Dr. Fritz Georg Fark – Head of Delegation

Dr. Daniel Widmer – Member

Dr. Carlos Beat Quinto – Member

General Practice in Switzerland

Switzerland has a liberal health care system. It is a system with primary and secondary health care. Patients have a free choice of general practitioner and specialist but not of hospital (necessity to be cured in a hospital in the same canton). Swiss GP do not serve as gatekeepers to higher specialised care. A probable revision of the law will possibly change this situation like free choice of hospital. The introduction of managed care is discussed and some systems of integrated care are existing now principally in the east part of Switzerland.

A few statistics:

The swiss health system costs 55 336 millions SFRS yearly. The hospital treatments represent 45.9% of that total, the ambulatory care 31.3%, medicaments 10.3% (OFS 2007). The costs of practitioners (for general practitioners and specialists of the private sector) has increased by 17.58% from 1995 to 1999 while the non-stationary hospital services (the public sector) has increased by 47.5% in the same time (1).

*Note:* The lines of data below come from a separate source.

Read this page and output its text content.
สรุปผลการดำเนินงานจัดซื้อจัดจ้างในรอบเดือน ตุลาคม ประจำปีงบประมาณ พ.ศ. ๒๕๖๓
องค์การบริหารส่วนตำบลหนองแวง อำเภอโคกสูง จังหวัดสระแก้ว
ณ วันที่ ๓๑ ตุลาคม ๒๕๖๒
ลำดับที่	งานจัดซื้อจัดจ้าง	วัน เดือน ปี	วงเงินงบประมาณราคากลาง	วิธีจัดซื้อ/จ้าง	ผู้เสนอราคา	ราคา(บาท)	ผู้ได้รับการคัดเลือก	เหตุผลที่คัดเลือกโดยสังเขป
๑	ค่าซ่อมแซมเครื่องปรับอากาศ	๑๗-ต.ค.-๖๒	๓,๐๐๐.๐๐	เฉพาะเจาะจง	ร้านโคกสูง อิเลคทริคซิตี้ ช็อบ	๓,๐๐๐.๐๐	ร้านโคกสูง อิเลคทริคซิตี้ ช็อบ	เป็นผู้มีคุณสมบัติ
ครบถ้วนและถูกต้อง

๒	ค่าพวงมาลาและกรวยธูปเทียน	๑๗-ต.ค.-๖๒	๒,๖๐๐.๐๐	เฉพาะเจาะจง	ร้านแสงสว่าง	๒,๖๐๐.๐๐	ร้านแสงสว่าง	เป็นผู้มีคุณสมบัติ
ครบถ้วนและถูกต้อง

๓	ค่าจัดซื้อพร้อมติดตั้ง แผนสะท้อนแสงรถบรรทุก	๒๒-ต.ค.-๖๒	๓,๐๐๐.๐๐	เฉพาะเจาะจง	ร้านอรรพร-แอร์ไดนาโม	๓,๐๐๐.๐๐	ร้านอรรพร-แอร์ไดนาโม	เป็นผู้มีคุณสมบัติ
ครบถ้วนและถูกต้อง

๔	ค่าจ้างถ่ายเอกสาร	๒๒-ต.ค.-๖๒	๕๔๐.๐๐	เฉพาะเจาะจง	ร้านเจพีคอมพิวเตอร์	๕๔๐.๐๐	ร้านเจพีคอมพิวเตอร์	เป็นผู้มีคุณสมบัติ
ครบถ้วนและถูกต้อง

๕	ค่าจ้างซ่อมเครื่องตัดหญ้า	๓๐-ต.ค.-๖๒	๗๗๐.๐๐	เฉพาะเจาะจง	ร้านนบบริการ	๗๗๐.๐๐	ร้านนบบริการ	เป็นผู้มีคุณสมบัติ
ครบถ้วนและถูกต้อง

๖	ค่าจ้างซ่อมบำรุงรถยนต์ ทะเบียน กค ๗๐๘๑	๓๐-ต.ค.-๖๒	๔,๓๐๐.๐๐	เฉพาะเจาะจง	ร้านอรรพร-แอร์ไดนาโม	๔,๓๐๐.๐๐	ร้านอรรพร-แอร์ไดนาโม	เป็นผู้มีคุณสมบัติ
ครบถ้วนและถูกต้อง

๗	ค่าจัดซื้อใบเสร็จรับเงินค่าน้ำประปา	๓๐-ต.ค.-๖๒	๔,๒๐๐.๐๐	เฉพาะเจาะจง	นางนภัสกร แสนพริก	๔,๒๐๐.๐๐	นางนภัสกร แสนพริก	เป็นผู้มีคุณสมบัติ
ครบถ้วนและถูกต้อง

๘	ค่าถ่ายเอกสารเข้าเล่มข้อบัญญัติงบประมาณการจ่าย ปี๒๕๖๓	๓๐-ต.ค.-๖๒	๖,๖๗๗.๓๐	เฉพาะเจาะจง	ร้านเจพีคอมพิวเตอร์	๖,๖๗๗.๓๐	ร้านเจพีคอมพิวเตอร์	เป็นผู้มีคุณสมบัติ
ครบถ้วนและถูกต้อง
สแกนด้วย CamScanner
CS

Professional associations:

The general practitioners do not include all doctors engaged in primary care, of whom internists and paediatricians are also part.

GPs, internists and paediatricians all have a specialists status, since in all three cases the length of the post-graduate training period is five years, following the medical studies. Recently (2009) a new society has been created, “Medecins de famille Suisse (MFS)” (http://www.medecinsdefamille.ch/ ) to defend the 3 societies (Swiss Society of General Medicine (SSMG), Internal Medicine (SSMI) and paediatrics (SSP). At the UEMO, the Swiss Society of General Medicine (SSMG) is represented jointly with the FMH (Foederatio Medicorum Helveticorum), which is the umbrella organisation of all Swiss doctors. A new title has been created (2010) regrouping those of internal and general medicine: general internal medicine.

On the political level:

A revision of the law on health insurance (LAMal) is discussed. The most notable change may be the “abolition of the obligation to contract” or the “law on managed care”: until now, the health insurance companies had to reimburse all doctors, which was called “the obligation to contract”. It is very possible that under the terms of the revision, the insurance companies would be able to choose which doctors they will reimburse or with the law on managed care to select the networks of doctors (still in discussion at the Parliament – 2011). Some generalist practitioners see this modification positively, guessing that the insurance companies will decide to prioritize the GPs, offering them the role of gate-keepers in a system of networks. Others think that by establishing their choice on economic criteria of cost per case, the insurance companies may eliminate the most expensive GPs, who accept to treat patients with large co-morbidities, especially the psycho-social cases and the elderly. That would create discrimination in the society: by limiting the choice of the doctor, a two-speed medical care system may appear. In Switzerland it is possible to ask for a referendum when a sufficient amount of citizens wish for a new law to be submitted to vote or to present an initiative. Such an initiative is now presented by the association MFS to reinforce the role of family physician.

A new medical tariff is entered in force on the first of January 2004, on the national level, abolishing the diverse cantonal tariffs. The intention behind creating this tariff was to privilege the intellectual or relational act to the detriment of the technical acts, and to have each doctor be paid equally for the same service, regardless of his/her specialized area of medicine. In so doing, the time of consultation was divided in slots of five minutes, which enables administrative control of the content. The complexity of the measure seems to indispose a certain amount of colleagues who were first pleased by the idea of a single tariff. Other existing risks are that consultation time may be reduced in a will of rationing, or that a global budget would be introduced.